I’m not suggesting that every single person who talks about the right fit for a student’s education is out to discriminate against some families. But “right fit” easily provides cover for bias and discrimination. In education, the words should always make us just a little bit suspicious, particularly when someone is trying to sell something.
But there are reasons to be extremely wary of this language.
First of all, while DeVos likes to suggest that parents know what the “right fit” for their child will be, it is the private and charter schools that will ultimately decide whether or not the child is the “right fit” for their school. Charter schools have a history of pushing out students who are too difficult (Success Academy charters of NYC famously was caught with a “got to go” list). Charters can also avoid costly students with expensive-to-meet special needs by simply not offering supports for those needs.
Private schools can go even further in determining what students they will or will not accept as the “right fit.” In July, Vice President Mike Pence and Secretary DeVos visited Thales Academy in North Carolina, a private school that benefits from North Carolina’s voucher program. Thales does not provide its students with transportation to school or lunch during the day; it also will not supply Individualized Education Programs (IEP) or 504 plan support for students with disabilities. And like every other private school, you may believe that the school will be the right fit for your child, but you will fill out an application and the school will tell you whether or not the child is the right fit for it.
“Right fit” has too often been the language of polite discrimination. “Of course you’re legally allowed to buy a house here, but are you sure this neighborhood is the right fit for your family?” Career and technical education has a troubled history in some areas because it was used as a dumping ground for Those Students. And how many bright young women have been told that they should sign up for home economics instead of organic chemistry because hard science wouldn’t be the “right fit.”
There’s no question that education should be delivered to students where they are. One of the many deep flaws of the Common Core is its insistence on one-size-fits-all standards. Actual personalized education (the kind involving persons rather than software) is hugely valuable (and usually available in public schools, without having to change schools every time you change direction).

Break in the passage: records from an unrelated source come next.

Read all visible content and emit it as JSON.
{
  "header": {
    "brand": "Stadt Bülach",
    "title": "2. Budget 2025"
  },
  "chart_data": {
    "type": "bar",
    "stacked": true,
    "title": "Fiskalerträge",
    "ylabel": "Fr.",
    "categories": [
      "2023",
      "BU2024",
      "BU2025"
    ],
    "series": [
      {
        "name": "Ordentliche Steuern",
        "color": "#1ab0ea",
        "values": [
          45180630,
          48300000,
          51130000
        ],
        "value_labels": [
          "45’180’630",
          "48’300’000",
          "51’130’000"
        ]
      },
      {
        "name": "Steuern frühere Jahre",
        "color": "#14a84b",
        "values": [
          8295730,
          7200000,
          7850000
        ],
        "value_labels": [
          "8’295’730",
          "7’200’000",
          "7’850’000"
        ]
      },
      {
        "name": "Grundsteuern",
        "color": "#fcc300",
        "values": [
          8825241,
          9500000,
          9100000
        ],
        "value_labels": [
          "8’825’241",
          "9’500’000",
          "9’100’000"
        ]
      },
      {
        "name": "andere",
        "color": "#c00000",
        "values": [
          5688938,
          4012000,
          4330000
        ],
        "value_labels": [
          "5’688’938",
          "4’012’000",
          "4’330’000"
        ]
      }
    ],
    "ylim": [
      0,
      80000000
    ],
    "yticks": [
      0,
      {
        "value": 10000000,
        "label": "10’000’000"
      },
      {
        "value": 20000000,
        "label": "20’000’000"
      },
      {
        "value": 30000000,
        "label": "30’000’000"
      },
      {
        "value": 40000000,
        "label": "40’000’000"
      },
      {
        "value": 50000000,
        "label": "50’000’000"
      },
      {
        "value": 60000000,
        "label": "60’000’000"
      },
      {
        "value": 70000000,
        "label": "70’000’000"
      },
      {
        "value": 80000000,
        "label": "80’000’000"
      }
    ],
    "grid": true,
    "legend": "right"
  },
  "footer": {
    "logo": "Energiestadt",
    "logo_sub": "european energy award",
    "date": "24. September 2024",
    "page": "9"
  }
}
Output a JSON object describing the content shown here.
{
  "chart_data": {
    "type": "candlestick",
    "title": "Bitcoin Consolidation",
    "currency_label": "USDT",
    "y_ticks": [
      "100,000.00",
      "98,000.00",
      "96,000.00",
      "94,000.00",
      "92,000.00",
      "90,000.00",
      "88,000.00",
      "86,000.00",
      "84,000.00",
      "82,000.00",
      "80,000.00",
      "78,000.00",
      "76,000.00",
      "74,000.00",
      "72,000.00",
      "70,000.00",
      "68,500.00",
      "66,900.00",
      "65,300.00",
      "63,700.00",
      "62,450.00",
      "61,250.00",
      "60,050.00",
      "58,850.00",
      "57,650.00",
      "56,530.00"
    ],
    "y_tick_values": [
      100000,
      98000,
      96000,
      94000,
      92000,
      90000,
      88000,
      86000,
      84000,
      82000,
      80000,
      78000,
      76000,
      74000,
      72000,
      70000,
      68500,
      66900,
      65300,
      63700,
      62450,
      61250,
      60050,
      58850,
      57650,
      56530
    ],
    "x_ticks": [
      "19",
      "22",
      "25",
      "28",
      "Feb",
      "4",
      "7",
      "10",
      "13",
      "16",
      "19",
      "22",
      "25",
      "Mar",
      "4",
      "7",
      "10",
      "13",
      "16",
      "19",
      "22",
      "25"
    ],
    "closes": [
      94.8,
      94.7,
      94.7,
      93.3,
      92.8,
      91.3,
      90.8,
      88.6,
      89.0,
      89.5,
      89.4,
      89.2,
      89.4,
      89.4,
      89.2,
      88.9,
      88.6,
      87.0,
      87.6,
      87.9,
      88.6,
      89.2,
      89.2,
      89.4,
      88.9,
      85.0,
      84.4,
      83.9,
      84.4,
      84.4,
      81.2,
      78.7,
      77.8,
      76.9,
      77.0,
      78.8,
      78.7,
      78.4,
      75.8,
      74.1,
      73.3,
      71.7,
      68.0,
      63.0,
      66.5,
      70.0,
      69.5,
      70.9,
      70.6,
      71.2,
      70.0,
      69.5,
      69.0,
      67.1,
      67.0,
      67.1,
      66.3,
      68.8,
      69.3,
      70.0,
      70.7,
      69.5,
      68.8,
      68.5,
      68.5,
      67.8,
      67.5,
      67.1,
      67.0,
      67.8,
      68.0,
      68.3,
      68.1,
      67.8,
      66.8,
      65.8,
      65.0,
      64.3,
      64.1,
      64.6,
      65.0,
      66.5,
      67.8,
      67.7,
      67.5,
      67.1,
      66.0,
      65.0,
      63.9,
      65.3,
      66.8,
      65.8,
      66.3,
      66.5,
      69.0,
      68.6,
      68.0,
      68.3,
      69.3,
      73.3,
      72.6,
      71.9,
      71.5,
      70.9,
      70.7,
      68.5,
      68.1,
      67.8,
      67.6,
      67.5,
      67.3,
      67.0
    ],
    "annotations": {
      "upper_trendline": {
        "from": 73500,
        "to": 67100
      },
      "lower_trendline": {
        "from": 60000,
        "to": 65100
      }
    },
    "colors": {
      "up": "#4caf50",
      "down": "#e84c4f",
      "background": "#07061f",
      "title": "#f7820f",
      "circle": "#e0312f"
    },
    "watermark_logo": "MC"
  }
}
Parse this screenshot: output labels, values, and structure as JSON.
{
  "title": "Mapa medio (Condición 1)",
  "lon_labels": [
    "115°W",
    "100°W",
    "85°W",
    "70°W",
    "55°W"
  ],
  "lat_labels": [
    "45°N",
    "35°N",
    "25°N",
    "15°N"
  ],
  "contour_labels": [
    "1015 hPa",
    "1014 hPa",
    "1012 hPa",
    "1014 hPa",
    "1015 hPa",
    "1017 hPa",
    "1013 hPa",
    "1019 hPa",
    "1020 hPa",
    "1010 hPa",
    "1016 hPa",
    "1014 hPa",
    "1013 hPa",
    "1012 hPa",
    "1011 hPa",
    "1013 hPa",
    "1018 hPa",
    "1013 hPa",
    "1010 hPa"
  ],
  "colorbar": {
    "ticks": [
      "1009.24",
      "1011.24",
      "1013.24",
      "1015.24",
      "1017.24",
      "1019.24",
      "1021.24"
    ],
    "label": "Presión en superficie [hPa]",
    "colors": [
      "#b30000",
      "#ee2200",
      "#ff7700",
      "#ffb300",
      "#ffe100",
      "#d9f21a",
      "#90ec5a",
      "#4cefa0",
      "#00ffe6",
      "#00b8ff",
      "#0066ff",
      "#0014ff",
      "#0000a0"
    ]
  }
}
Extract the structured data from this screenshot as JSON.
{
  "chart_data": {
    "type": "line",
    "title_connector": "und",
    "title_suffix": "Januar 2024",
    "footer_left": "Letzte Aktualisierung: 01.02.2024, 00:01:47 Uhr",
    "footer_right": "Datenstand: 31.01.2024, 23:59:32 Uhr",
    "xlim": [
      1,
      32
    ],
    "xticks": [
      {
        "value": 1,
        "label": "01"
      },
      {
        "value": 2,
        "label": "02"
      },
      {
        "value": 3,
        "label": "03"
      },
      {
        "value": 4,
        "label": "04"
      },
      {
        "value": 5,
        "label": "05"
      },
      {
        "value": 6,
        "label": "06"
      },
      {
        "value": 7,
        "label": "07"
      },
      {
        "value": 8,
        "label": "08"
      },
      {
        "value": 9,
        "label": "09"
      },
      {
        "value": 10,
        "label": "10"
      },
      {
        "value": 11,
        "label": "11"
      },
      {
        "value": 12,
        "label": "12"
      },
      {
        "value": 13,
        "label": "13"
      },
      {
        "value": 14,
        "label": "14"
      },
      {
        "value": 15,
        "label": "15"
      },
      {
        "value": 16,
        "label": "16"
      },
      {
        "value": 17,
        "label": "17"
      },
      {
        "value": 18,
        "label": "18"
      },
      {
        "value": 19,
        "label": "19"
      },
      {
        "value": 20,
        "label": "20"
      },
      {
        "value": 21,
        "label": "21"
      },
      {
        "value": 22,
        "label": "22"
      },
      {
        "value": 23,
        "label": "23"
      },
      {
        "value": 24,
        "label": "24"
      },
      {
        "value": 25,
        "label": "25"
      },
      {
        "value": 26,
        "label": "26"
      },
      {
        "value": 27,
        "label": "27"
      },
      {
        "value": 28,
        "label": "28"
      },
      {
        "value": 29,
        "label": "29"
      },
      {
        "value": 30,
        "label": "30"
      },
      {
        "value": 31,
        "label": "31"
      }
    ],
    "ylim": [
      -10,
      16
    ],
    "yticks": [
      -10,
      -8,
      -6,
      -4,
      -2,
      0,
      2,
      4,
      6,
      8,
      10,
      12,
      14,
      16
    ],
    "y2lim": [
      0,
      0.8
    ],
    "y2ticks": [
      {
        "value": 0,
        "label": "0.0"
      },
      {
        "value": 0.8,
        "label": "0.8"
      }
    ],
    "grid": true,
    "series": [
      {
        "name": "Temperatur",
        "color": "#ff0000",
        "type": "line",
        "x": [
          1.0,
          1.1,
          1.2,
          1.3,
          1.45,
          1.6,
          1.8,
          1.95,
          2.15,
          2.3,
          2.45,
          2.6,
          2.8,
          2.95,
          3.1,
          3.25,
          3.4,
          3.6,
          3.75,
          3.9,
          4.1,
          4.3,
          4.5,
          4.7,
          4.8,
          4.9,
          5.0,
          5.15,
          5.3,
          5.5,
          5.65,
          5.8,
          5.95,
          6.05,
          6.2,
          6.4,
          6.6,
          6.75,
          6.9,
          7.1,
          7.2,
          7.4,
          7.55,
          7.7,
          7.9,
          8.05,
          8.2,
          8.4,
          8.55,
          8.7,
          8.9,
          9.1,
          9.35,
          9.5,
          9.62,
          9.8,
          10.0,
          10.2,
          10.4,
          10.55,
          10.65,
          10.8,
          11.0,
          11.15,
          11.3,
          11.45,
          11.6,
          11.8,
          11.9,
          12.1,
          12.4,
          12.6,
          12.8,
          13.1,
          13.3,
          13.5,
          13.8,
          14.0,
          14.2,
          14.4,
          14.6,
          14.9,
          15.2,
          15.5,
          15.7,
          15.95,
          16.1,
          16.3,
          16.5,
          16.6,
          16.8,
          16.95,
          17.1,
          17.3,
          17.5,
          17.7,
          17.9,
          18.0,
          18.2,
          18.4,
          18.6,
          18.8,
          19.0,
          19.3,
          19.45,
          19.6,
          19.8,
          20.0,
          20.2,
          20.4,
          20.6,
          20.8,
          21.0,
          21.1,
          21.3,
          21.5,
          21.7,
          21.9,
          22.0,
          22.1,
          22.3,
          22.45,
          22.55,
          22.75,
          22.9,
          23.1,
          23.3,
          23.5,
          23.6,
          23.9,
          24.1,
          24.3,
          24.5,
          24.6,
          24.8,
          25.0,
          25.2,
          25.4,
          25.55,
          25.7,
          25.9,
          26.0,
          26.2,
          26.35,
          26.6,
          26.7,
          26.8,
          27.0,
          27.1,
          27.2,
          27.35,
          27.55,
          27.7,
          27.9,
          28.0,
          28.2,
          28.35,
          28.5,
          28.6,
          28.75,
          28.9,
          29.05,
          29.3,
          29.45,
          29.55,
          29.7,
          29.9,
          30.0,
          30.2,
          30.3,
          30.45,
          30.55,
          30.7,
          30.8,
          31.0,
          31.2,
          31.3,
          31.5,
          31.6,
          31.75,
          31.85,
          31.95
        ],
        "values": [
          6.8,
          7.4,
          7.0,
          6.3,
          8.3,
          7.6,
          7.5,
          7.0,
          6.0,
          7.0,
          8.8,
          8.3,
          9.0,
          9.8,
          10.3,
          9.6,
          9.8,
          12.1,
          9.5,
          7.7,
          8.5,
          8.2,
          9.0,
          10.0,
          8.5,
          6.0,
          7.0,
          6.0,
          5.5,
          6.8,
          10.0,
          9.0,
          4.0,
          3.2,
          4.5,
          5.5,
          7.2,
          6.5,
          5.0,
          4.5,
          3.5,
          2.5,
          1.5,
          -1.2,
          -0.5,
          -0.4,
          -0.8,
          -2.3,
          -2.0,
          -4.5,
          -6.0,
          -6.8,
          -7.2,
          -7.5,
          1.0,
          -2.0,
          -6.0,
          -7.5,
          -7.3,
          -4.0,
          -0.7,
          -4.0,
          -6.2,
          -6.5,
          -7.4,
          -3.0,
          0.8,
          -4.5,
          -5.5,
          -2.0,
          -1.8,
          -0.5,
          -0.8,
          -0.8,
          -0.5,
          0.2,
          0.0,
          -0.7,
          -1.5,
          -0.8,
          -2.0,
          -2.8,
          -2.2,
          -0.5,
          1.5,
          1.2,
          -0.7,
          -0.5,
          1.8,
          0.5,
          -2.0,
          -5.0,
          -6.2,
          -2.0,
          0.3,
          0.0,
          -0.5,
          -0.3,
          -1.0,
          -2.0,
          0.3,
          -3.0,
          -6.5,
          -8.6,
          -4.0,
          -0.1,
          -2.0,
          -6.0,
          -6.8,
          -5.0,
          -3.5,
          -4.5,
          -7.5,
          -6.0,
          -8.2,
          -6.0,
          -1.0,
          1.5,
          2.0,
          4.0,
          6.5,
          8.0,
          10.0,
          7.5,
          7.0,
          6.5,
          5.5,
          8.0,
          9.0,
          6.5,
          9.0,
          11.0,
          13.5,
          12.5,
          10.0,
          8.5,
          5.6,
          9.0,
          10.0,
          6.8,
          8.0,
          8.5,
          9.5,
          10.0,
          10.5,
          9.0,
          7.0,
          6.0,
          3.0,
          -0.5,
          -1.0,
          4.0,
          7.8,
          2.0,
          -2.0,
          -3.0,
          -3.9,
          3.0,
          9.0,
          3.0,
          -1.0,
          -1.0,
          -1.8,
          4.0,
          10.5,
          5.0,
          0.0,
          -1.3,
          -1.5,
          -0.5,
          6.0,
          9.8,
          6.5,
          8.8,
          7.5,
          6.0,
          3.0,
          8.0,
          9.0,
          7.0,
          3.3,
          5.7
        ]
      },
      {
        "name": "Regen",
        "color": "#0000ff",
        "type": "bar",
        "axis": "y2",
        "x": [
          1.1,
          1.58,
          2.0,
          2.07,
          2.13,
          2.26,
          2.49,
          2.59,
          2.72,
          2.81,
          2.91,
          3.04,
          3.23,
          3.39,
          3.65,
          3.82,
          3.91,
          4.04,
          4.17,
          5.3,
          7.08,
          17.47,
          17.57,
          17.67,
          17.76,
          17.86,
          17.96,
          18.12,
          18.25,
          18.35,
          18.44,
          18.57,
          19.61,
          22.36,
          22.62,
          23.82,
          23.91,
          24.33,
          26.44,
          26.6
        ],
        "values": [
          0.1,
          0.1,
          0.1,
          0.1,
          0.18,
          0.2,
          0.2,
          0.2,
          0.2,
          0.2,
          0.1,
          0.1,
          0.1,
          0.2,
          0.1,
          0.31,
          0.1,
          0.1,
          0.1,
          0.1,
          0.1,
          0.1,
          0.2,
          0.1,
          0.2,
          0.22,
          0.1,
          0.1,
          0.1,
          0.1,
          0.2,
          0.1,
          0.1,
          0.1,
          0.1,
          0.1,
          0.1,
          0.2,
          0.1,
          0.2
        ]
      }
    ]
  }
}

But we can observe two different philosophies of public education. One is uplift; public education is there to help every student rise and advance. The other is about sorting. The sorting view is rooted in the idea that society does and should have different levels, and that people are happiest when they accept their proper place in the world. Some people are meant to be worker bees, say sorters, and some are meant to be the queen, and if you try to move them out of their proper place, they’ll just be unhappy. This is why some turn up their nose at social activism—it’s just stirring up a bunch of people to be unhappy with their proper place in life. For sorters, the purpose of education is to help prepare people for that proper place, that place in life that is the right fit.
I’m not suggesting that every single person who talks about the right fit for a student’s education is out to discriminate against some families. But “right fit” easily provides cover for bias and discrimination. In education, the words should always make us just a little bit suspicious, particularly when someone is trying to sell something.